Tips for better posture when you’re at the office

For starters, stop crossing your legs and sitting on your wallet

Have you ever paid attention to your posture at work? Michael Gergovich, chiropractor at Gergovich Family Chiropractic in La Salle, demonstrates ergonomics in the workplace. Gergovich recommends workers to sit in a chair with both feet on the floor and a keyboard pulled close to the body to prevent leaning forward.
Have you ever paid attention to your posture at work? Michael Gergovich, chiropractor at Gergovich Family Chiropractic in La Salle, demonstrates ergonomics in the workplace. Gergovich recommends workers to sit in a chair with both feet on the floor and a keyboard pulled close to the body to prevent leaning forward.

Sometimes technology doesn’t make our lives easier. In some cases, technology can make things worse.

As electronics continue to improve, sedentary positions in the workplace and at home become more common, said Dr. Michael Gergovich, chiropractor at Gergovich Family Chiropractic in La Salle.

As the world becomes more computer- and phone-dominated, chiropractors are seeing an increase in pain for the neck and upper back, Gergovich said.

After being on a computer all day at work, many people go home and pull out a cell phone, an iPad or a laptop.

“For most of the day, many workers are hunched over, looking down at devices all day,” he said. “Over time, that bad posture just makes things worse.”

The La Salle chiropractor provided some tips for better posture at work:

• Be eye level with your screen (you don’t want to be looking down).

• Don’t cross your legs or sit on your legs.

• Keep both feet on the ground with an even weight on your feet and buttcheeks.

• Don’t sit on a wallet.

• While sitting, it’s helpful to keep the side of your hip bone a little higher than the side of your knee.

• Someone who’s shorter and whose feet don’t touch the floor will benefit from putting something underneath so their feet are flat.

• A headset is a better idea for people constantly answering phones during the day (people tend to shift their bodies when answering phones).

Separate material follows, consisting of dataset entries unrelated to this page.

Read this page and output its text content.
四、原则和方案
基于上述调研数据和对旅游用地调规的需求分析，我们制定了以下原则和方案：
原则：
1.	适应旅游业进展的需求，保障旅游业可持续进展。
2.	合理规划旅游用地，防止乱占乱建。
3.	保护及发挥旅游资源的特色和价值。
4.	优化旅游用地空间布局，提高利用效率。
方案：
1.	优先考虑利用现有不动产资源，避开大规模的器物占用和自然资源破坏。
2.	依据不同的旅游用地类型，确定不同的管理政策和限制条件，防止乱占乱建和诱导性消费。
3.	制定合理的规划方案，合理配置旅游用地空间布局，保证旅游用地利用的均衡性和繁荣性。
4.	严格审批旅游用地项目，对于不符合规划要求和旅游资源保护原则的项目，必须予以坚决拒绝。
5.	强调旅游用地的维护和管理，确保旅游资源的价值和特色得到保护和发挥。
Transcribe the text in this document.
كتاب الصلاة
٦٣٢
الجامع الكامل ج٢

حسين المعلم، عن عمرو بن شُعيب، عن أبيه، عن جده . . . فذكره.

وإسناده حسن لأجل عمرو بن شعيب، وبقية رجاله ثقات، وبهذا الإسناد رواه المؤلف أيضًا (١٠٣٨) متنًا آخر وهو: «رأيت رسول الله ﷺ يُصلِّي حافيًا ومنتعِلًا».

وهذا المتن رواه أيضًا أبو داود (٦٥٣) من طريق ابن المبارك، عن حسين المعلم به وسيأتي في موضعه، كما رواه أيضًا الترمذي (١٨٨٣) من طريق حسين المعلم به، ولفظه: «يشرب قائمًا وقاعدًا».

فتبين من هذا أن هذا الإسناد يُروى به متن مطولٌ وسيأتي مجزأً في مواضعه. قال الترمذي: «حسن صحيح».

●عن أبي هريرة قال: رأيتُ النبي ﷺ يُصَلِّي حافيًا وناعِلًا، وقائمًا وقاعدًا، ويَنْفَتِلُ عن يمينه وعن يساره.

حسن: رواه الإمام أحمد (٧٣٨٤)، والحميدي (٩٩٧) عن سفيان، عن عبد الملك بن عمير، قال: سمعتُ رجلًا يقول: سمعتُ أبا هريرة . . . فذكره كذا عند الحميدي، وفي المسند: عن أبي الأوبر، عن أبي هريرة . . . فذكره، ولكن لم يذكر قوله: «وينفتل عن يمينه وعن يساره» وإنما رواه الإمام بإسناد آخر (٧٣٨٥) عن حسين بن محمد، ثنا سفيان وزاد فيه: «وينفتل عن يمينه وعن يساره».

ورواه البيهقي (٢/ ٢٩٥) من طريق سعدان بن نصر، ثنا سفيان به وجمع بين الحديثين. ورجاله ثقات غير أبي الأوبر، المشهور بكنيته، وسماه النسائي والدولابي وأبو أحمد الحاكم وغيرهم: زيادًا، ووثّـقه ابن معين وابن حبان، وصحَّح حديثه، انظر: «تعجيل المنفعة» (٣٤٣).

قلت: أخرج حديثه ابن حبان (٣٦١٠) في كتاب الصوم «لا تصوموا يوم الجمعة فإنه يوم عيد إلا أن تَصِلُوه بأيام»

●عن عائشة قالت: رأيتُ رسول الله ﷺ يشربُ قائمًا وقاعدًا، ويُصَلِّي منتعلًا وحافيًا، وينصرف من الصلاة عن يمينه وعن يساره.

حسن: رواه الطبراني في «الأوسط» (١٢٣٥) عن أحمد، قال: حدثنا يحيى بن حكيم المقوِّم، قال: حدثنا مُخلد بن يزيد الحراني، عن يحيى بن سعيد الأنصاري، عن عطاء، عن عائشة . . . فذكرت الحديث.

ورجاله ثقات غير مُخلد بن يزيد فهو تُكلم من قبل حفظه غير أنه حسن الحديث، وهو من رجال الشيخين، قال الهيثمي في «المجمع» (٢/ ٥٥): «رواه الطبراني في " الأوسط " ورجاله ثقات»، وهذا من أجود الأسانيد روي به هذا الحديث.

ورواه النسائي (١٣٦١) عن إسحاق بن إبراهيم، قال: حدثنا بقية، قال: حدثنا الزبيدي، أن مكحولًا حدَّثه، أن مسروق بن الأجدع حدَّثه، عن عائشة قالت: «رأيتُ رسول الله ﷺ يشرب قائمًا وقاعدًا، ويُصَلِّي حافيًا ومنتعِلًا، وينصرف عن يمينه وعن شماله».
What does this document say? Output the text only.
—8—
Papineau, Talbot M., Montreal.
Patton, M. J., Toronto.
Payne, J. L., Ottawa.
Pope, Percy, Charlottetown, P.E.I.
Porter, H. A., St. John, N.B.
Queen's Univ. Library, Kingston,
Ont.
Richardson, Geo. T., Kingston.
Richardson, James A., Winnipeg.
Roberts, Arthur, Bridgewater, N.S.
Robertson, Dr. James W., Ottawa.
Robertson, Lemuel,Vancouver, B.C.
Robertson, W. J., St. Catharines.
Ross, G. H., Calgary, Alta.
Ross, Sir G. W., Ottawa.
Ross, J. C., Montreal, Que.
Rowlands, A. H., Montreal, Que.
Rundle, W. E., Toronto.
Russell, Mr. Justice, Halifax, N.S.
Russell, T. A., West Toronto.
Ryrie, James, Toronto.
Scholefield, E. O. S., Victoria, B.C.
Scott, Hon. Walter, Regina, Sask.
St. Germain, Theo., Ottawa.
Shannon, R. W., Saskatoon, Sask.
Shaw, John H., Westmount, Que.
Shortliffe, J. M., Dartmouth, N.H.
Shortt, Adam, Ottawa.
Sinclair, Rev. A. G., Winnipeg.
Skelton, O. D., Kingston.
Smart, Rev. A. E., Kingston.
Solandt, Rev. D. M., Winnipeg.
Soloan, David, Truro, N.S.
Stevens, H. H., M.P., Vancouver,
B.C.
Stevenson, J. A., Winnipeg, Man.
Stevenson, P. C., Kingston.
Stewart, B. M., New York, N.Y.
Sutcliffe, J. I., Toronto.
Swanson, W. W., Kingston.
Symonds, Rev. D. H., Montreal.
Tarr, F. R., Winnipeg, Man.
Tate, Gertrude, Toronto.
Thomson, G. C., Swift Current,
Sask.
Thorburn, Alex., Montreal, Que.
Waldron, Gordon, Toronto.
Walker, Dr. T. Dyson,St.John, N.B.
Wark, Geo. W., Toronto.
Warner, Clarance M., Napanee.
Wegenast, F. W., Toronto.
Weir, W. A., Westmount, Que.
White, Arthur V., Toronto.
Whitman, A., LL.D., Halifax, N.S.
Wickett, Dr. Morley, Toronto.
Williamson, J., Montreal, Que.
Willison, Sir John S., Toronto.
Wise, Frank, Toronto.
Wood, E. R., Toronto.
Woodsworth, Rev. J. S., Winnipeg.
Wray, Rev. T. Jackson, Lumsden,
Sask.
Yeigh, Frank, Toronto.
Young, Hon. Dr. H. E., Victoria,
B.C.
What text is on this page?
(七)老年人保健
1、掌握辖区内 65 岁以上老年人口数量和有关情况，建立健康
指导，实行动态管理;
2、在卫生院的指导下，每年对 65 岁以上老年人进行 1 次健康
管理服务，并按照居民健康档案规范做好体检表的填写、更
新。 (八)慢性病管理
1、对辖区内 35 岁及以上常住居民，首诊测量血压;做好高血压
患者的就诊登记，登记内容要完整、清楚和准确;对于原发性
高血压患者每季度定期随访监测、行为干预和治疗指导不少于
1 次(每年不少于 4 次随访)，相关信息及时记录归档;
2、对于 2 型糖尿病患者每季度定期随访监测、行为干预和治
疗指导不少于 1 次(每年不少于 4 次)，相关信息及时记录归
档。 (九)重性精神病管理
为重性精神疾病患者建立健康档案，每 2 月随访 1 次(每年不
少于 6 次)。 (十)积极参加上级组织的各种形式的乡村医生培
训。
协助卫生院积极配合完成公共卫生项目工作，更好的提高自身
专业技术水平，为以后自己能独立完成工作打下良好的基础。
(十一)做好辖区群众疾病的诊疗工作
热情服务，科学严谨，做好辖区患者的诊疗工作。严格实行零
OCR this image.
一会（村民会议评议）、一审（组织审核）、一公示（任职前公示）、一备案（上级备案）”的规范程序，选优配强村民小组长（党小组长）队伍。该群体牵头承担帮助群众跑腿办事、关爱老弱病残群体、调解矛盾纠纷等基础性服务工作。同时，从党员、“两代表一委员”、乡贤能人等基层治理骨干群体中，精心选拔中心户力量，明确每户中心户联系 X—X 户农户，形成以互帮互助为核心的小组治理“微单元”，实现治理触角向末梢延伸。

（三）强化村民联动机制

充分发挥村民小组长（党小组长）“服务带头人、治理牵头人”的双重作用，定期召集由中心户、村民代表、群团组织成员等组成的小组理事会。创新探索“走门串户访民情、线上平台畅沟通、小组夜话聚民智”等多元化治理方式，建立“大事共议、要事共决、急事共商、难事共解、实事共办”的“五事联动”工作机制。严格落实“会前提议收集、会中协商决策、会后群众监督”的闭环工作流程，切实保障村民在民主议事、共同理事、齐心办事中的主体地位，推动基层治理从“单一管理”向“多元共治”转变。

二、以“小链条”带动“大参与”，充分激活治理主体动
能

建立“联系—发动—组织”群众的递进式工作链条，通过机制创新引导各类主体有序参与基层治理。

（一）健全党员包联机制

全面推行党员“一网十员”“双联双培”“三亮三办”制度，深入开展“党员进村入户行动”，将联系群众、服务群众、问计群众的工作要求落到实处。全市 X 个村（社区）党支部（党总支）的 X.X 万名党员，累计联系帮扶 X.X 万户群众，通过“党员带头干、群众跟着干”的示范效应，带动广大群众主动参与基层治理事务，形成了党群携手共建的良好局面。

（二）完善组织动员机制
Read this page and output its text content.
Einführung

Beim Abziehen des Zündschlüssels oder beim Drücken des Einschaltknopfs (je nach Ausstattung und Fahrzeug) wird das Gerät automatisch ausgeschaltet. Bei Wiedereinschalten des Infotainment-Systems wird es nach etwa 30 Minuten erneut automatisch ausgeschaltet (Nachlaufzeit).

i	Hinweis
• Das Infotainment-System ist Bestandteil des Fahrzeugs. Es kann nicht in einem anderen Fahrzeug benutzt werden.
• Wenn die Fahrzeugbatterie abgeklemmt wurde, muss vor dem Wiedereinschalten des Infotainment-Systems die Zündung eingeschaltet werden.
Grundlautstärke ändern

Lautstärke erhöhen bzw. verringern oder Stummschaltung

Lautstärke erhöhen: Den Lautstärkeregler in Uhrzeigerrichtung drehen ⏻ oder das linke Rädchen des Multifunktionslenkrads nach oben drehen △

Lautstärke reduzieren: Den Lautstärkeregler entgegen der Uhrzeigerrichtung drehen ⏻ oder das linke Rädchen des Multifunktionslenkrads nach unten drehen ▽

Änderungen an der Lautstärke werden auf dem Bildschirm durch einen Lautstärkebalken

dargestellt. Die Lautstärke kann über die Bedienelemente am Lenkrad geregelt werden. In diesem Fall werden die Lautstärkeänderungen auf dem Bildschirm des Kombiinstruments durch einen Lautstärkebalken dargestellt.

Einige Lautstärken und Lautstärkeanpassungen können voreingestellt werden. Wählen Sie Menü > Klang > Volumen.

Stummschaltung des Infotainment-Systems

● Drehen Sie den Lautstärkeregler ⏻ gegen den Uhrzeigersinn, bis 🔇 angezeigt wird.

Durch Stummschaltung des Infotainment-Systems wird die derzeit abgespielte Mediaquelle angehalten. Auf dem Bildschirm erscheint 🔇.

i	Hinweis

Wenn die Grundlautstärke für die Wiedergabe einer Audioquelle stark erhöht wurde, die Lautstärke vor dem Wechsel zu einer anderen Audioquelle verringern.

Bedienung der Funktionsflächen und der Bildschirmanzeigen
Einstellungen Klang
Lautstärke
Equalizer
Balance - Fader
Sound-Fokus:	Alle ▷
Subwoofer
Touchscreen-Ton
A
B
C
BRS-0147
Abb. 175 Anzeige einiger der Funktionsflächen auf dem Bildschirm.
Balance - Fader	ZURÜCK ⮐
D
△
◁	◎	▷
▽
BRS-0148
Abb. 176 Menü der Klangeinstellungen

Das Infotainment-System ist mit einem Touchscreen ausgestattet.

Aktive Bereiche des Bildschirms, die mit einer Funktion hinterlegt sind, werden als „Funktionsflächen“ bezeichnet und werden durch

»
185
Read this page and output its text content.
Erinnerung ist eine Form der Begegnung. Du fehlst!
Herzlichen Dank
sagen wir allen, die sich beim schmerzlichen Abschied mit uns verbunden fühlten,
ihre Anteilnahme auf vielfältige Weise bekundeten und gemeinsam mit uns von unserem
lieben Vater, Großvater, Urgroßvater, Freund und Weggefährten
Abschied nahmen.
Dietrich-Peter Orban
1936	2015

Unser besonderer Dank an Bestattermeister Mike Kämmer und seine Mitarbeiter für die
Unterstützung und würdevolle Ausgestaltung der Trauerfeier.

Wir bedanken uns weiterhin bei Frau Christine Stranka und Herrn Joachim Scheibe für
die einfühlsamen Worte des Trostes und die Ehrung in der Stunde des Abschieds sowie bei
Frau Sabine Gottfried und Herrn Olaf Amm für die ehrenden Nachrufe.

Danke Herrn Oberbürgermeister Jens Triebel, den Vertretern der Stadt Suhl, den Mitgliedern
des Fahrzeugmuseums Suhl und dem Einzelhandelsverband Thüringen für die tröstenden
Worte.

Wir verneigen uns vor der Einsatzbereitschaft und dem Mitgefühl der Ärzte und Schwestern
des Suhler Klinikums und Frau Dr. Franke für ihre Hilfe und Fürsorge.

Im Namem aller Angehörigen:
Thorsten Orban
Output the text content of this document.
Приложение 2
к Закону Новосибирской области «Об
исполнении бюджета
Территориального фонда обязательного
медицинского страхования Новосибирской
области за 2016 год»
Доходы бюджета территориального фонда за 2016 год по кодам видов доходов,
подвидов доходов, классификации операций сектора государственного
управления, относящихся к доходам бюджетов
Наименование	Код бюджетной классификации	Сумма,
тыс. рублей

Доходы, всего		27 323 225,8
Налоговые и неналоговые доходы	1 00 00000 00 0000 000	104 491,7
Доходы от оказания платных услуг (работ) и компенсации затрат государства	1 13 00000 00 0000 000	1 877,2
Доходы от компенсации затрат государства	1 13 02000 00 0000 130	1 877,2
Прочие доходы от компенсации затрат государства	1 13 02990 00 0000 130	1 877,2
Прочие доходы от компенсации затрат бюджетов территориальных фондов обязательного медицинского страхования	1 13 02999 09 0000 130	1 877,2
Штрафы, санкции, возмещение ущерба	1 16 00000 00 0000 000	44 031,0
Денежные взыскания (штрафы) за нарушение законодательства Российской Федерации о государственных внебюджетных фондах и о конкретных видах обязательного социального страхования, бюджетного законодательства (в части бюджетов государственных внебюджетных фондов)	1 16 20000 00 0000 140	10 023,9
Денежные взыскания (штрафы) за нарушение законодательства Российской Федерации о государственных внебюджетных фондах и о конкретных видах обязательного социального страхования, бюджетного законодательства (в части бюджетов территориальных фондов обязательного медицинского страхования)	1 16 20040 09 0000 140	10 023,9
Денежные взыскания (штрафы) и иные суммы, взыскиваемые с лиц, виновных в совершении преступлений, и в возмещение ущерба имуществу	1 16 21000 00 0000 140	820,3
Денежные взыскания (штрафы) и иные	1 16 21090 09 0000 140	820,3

• “What people aren’t aware of is a lot of employers will pay to improve your ergonomics at work if there’s a note from your doctor,” he said. (Ergonomics is the study of people’s efficiency in their working environment. An “ergonomic” chair or a stand-up desk might be the right solution for you).

• Poor posture and ergonomics leads to anything from pain and discomfort to numbness and tingling in the extremities.

• Most insurance plans include some sort of chiropractic coverage; it just depends if you will have a deductible or copay.